「二進も三進も」と書いて「にっちもさっちも」と読みます。
語源はそろばん用語で、二進(にしん)三進(さんしん)の音が変化して「にっち」「さっち」になったようです。
二進とは2÷2、三進とは3÷3のことで、どちらも割り切れる計算です。
そこから転じて、2でも3でも割り切れないことを「二進も三進もいかない」というようになり、計算が合わないことを意味するようになったそうです。
商売をしていれば二進も三進もいかない場面に出くわすことがあります。
どう頑張っても行き詰って身動きがとれない、いわゆる逆境ですが、逆境は人間が試される場面でもありますね。

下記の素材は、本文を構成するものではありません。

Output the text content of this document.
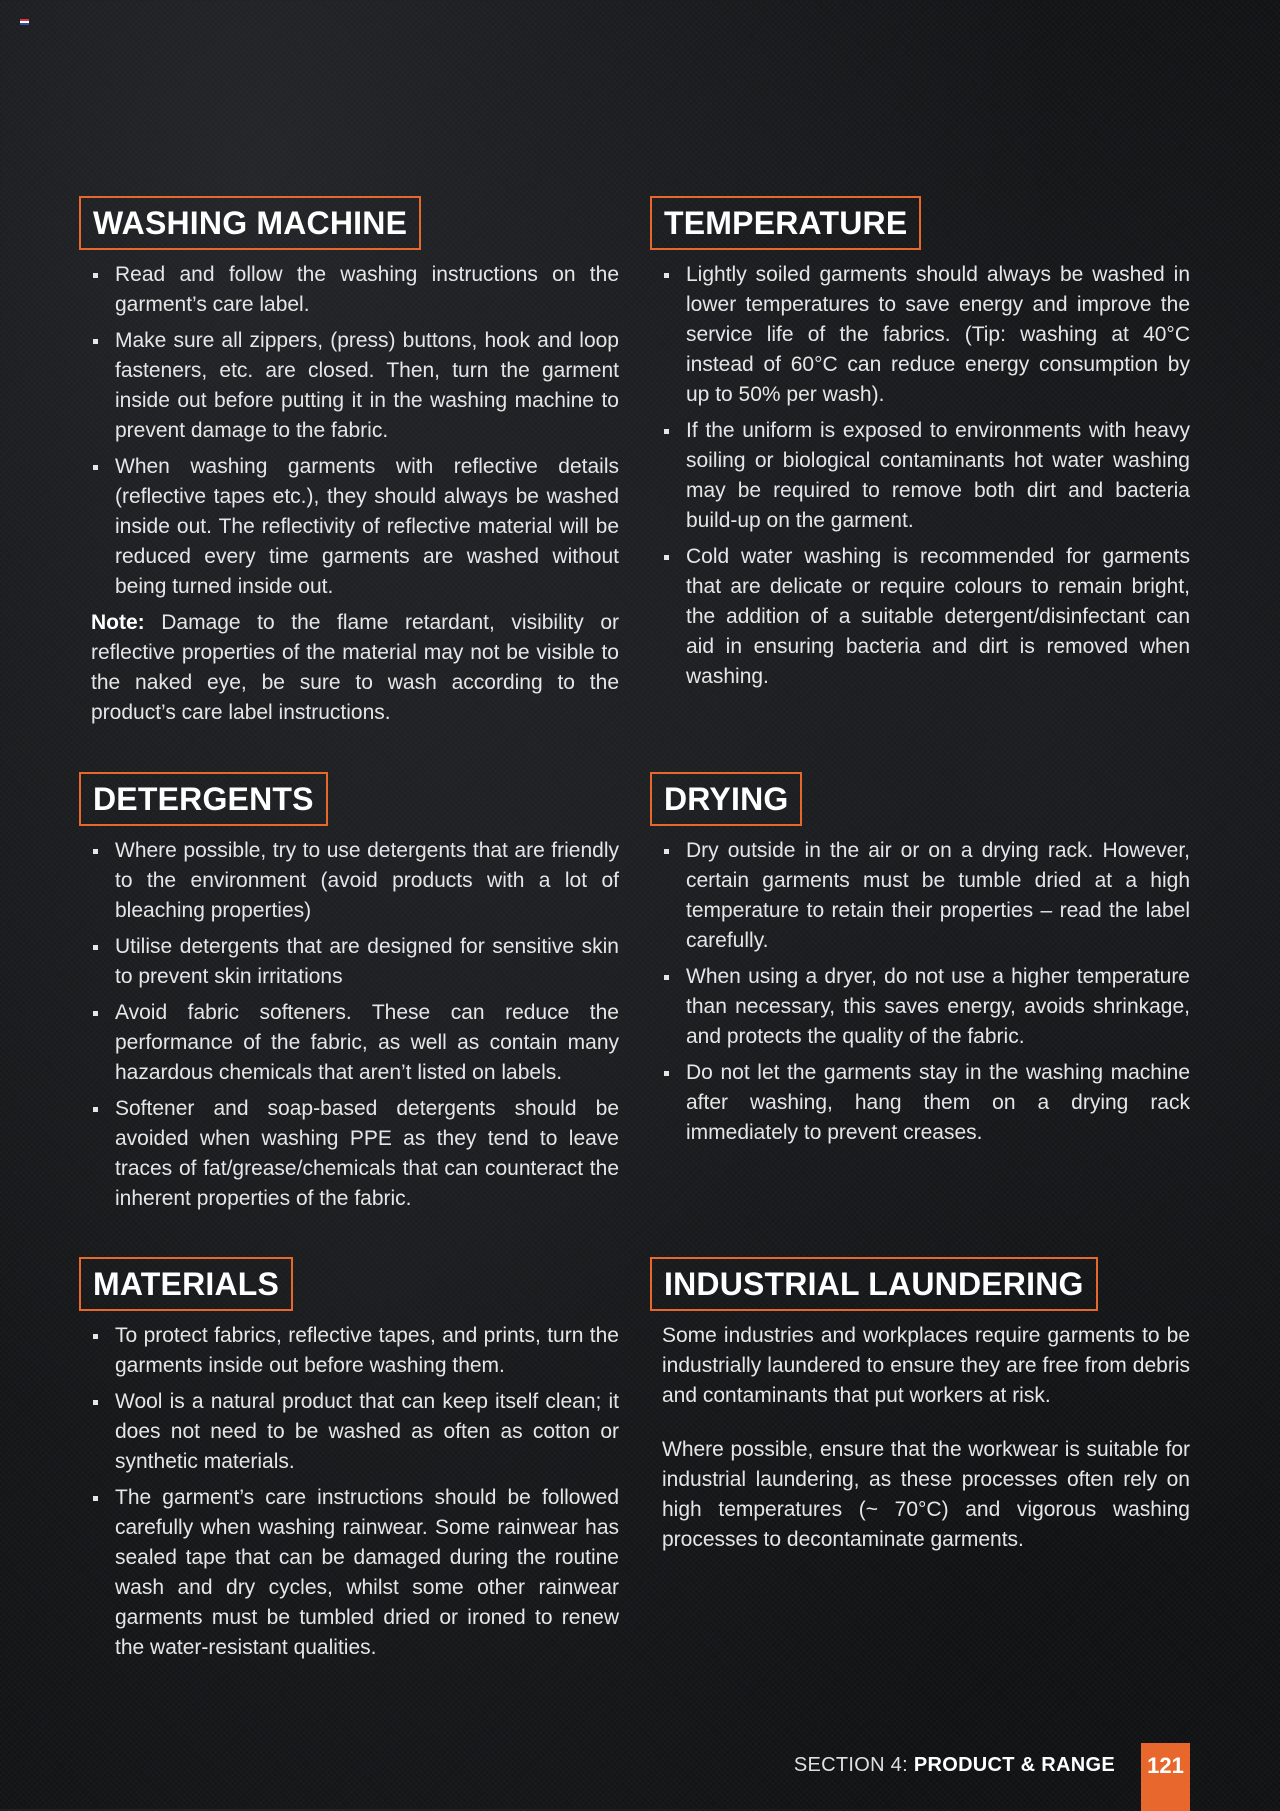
WASHING MACHINE
Read and follow the washing instructions on the garment’s care label.
Make sure all zippers, (press) buttons, hook and loop fasteners, etc. are closed. Then, turn the garment inside out before putting it in the washing machine to prevent damage to the fabric.
When washing garments with reflective details (reflective tapes etc.), they should always be washed inside out. The reflectivity of reflective material will be reduced every time garments are washed without being turned inside out.

Note: Damage to the flame retardant, visibility or reflective properties of the material may not be visible to the naked eye, be sure to wash according to the product’s care label instructions.

TEMPERATURE
Lightly soiled garments should always be washed in lower temperatures to save energy and improve the service life of the fabrics. (Tip: washing at 40°C instead of 60°C can reduce energy consumption by up to 50% per wash).
If the uniform is exposed to environments with heavy soiling or biological contaminants hot water washing may be required to remove both dirt and bacteria build-up on the garment.
Cold water washing is recommended for garments that are delicate or require colours to remain bright, the addition of a suitable detergent/disinfectant can aid in ensuring bacteria and dirt is removed when washing.
DETERGENTS
Where possible, try to use detergents that are friendly to the environment (avoid products with a lot of bleaching properties)
Utilise detergents that are designed for sensitive skin to prevent skin irritations
Avoid fabric softeners. These can reduce the performance of the fabric, as well as contain many hazardous chemicals that aren’t listed on labels.
Softener and soap-based detergents should be avoided when washing PPE as they tend to leave traces of fat/grease/chemicals that can counteract the inherent properties of the fabric.
DRYING
Dry outside in the air or on a drying rack. However, certain garments must be tumble dried at a high temperature to retain their properties – read the label carefully.
When using a dryer, do not use a higher temperature than necessary, this saves energy, avoids shrinkage, and protects the quality of the fabric.
Do not let the garments stay in the washing machine after washing, hang them on a drying rack immediately to prevent creases.
MATERIALS
To protect fabrics, reflective tapes, and prints, turn the garments inside out before washing them.
Wool is a natural product that can keep itself clean; it does not need to be washed as often as cotton or synthetic materials.
The garment’s care instructions should be followed carefully when washing rainwear. Some rainwear has sealed tape that can be damaged during the routine wash and dry cycles, whilst some other rainwear garments must be tumbled dried or ironed to renew the water-resistant qualities.
INDUSTRIAL LAUNDERING

Some industries and workplaces require garments to be industrially laundered to ensure they are free from debris and contaminants that put workers at risk.

Where possible, ensure that the workwear is suitable for industrial laundering, as these processes often rely on high temperatures (~ 70°C) and vigorous washing processes to decontaminate garments.

SECTION 4: PRODUCT & RANGE 121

思うようにならないときは身をかがめて力を蓄え、次に跳ぶ準備をしておく人。事を成すは逆境のときと捉え、ピンチをチャンスに変えるべく行動する人。
どれが正解ということはありませんが、ひとつだけダメなパターンがあるとしたら、それは「何もしないこと」でしょう。
「今は動かない」と決めて積極的に何もしない状態と、自分では何も選ばず何も決めず、ただ何もしない状態は、たとえはたから同じに見えても、実際はまったく別物です。
特に世の中が目まぐるしく変化している今のような時代には、何もしないことが一番のリスクになるといわれます。
では動けないときはどうするか。その方法のひとつはリセットです。
そろばんでは、次の計算に移るとき、先に置いたたまを全部払ってゼロにして、新しい計算ができる状態にすることを「ご破算(ごはさん)」といいます。
二進も三進もいかないときは、今までの常識や経験をご破算して前に進む。そんな発想の転換が必要かもしれません。